Adopt a Raptor?

During high school homecoming elections, teens cast their vote for the comely young man and woman who will reign over the big game in rhinestone crowns and fake-fur robes. In the Cascades Raptor Center’s adopt-a-bird program, wildlife lovers from around the world may donate money to sponsor a favorite raptor for a year, and the birds with the most sponsors become, in a sense, our king and queen. Homecoming kings and queens acknowledge their loyal constituency with a royal wave from the parade float. We at the raptor center print patrons’ names on four-by-four-inch laminated cards to hang outside the raptors’ enclosure at our forested compound in Eugene, Oregon.

Last April, as I knelt in the grass at the center to wipe dust from the adoption cards on various enclosures, I noticed something surprising. Our two tiny burrowing owls — shy, plain birds often overlooked even when aboveground — boasted more sponsors than any of our sixty-three resident raptors.

“Twenty adoptions?” I said aloud. The round brown owls stood in a patch of sunlight, yellow eyes watchful and heads swiveling to gaze at the rows of cards that almost obscured them from sight. I anticipate this level of public regard for our magnificent bald eagles with their permanently injured wings, or for our one-eyed gyrfalcon who presides grandly and cacophonously over the center. But burrowing owls?

The two eight-inch birds, Linnaeus and Speo, looked like shy and nerdy candidates blinking in bewilderment at finding themselves unexpectedly in the spotlight. I struggled to comprehend the reason for their popularity. Then, it struck me.

A few years back, Miami Herald columnist Carl Hiaasen took an editor’s advice and penned a novel for middle school readers. Hoot follows the antics of a trio of kids who fight the development of a vacant lot in South Florida in order save a colony of burrowing owls. It marked a departure from Hiaasen’s usual environmental mysteries for adults, but teachers, children, New Line Cinema, and Walden Media snapped up the story immediately.

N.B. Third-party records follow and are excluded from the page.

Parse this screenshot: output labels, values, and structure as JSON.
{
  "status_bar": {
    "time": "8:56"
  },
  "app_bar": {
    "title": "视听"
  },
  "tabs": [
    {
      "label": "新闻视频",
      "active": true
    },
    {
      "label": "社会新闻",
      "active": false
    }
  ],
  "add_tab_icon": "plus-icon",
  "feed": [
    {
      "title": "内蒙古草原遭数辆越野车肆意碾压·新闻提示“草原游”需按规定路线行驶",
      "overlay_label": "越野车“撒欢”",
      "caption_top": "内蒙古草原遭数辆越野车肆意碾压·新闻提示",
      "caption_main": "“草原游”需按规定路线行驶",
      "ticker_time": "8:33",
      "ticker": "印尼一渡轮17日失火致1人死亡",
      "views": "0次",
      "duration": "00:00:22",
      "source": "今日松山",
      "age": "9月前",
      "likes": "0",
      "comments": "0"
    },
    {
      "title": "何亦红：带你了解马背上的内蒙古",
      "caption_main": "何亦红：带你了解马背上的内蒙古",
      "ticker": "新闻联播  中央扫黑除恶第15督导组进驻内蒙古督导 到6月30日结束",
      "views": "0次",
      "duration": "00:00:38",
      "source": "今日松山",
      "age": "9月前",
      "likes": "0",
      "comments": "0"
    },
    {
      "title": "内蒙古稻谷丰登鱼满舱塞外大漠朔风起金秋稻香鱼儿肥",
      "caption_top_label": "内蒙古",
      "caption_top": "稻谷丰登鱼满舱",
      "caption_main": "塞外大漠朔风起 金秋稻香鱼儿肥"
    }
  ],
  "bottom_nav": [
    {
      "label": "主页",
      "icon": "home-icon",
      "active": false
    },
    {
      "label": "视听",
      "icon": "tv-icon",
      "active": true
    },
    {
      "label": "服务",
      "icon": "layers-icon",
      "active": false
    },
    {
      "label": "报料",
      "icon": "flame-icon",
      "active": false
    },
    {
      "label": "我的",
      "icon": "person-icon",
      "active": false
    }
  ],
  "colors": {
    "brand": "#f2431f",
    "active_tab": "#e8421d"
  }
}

Now, thanks to the book and the film it inspired, an entire generation can tell you that burrowing owls are shy, have lopsided ears, and nest in abandoned prairie dog burrows. The biggest threats to their population are farmers who eradicate prairie dogs and developers who destroy underground owl colonies. Hiaasen inspires us to root for burrowing owls from the moment one pokes its inquisitive head above ground seemingly destined for bulldozing. In the context of a battle to preserve the environment and fight suburban sprawl, we’re treated to a puckish tale of bumbling patrol officers, fierce child activists, and captivating eight-ounce protagonists.

I suspect the results of this tale are tangible at wildlife centers across the country. And I hope others craft stories about the northern goshawk, the peregrine falcon, and the tiny American kestrel so that each of our raptors — no matter how diminutive and unassuming — can know what it feels like to be royalty.